Cape Epic Marketing and Communications Manager Sarah Harrop is on her feet throughout the morning ensuring that riders, sponsors and fans alike are enjoying what is her ninth Cape Epic. Later, I am introduced to her and she explains her responsibilities to me. Every poster, press release, advertisement and social media decision is her job to manage – which is an epic challenge in itself.

The day before the event, I familiarised myself with Cape Epic's website. The site gives you a simple overview of the entire event but Sara points out a nifty feature – a livestream along with a 'biker-livetracking' feature powered by Tracker.

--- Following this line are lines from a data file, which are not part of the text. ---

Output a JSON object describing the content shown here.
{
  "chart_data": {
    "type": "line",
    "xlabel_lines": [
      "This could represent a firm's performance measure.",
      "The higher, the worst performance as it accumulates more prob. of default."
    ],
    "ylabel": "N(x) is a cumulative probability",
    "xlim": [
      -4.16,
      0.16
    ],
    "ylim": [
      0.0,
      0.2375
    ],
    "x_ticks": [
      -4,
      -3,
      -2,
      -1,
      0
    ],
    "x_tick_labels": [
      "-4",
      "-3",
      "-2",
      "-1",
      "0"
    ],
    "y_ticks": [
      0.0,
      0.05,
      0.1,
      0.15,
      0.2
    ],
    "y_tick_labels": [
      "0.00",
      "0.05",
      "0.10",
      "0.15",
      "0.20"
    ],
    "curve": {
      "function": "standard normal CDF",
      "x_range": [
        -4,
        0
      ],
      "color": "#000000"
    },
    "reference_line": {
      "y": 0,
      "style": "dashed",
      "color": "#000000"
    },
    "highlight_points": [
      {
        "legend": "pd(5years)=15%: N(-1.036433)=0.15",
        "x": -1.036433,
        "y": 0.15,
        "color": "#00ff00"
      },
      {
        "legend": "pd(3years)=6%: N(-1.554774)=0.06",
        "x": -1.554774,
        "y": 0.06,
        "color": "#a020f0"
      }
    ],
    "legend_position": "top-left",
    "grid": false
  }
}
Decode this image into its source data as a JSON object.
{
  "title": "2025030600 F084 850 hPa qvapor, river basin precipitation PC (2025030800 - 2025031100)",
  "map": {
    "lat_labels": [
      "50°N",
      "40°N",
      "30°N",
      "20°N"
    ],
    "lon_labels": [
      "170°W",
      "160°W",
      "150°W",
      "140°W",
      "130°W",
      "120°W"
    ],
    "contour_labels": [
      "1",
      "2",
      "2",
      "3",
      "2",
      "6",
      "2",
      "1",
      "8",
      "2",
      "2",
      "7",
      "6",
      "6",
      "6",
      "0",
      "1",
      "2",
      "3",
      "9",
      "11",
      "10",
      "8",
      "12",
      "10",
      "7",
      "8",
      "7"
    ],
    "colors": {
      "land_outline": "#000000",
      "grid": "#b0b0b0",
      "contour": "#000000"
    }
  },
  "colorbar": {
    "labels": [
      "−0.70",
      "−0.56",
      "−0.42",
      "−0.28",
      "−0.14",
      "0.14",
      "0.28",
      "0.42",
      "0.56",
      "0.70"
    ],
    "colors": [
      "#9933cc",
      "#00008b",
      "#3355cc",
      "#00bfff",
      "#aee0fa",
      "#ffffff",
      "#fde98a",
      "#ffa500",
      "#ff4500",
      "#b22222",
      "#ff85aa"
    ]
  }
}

The need for the livestream is more than just a convenience in case fans can't reach a television; since DStv subscribers are the only people who get to watch the Prologue live on Supersport 7, the rest of the world get to tune in via the website's livestream.

Supersport plays an integral role at the Cape Epic. By Thursday (three days before the race), Supersport's two state-of-the-art outdoor broadcast (OB) trucks had begun camping out at UCT's upper campus – these trucks are the life of the live broadcast. Sara kindly arranged for me to take a tour inside one of the trucks and, if I hadn't known any better, I would have believed that I was entering a spaceship.

Over 20 people are responsible for running this 'spaceship' and it's a mammoth task. The Supersport OB truck team is monitoring, syncing, editing, colour-correcting, directing and uploading feeds from 18 cameras (split between crew members on the ground, radio frequency cameras planted along the mountain, and a helicopter camera). A director and VT (video tape) operator work in tandem to decide what appears on your home television when you tune in to Supersport 7 to watch the Cape Epic.

The budget for staging an operation as large-scale as this is set to the tune of R3 million; but the experience of having learned about the media machine behind the world's most televised mountain bike race is invaluable.